James Augustine Aloysius Joyce (2 February 1882 – 13 January 1941) was an Irish writer and poet, widely considered to be one of the most influential writers of the 20th century. Along with Marcel Proust,Virginia Woolf, and others, Joyce was a key figure in the development of the modernist novel. He is best known for his landmark novel Ulysses (1922).
Of course I also got Chuck Palahniuk (who?), Dan Brown (The DaVinci Code) and William Gibson (another who? for me). None of my matches were women. So this either means that I really do write like a man (or men) or else the statistical tool is biased against women. Maybe their female writer data base is limited to Hedwig Elizabeth Charlotte of Holstein-Gottorp, Elsa Beata Bunge and Maria Henrietta de la Cherois Crommelin (all real writers and famous in their day).
How I look when I write Art in the Studio
Oh, God.

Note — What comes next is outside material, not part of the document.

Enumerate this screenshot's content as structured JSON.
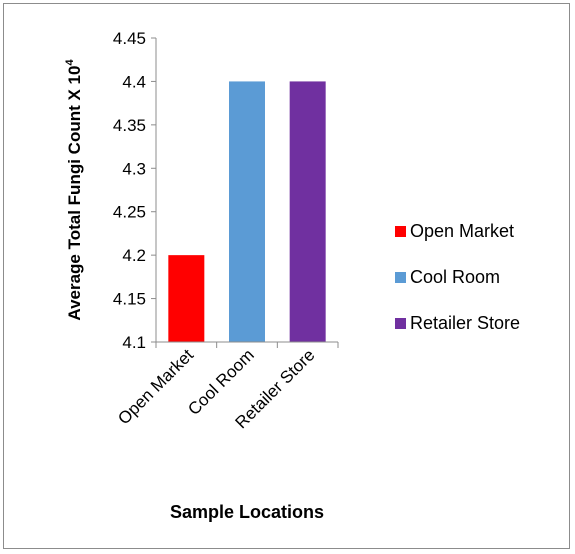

I just looked up Chuck Palahniuk and found out he was the author of The Fight Club and Choke & Rant. Yuck! And William Gibson is known in Wikipedia (my authority on all things authorial) as the "'noir prophet' of the cyberpunk subgenre of science fiction." I think I'm getting a message here.
2 comments:
Hi Nancy - Turns out I write like Stephen King and Raymond Chandler. I had no idea my posts were so ...errr... gripping.... Doesn't that make you feel better?
Thanks for sharing this. I'm going to pass it along to a few blogging friends-
Wendy
I like the combo of Stephen King and Raymond Chandler - sort of noir- horror-sci-fi-detective. It covers it all! And in a totally gripping way. What a fun toy even if it is the magic 8-ball as Joanne Mattera says.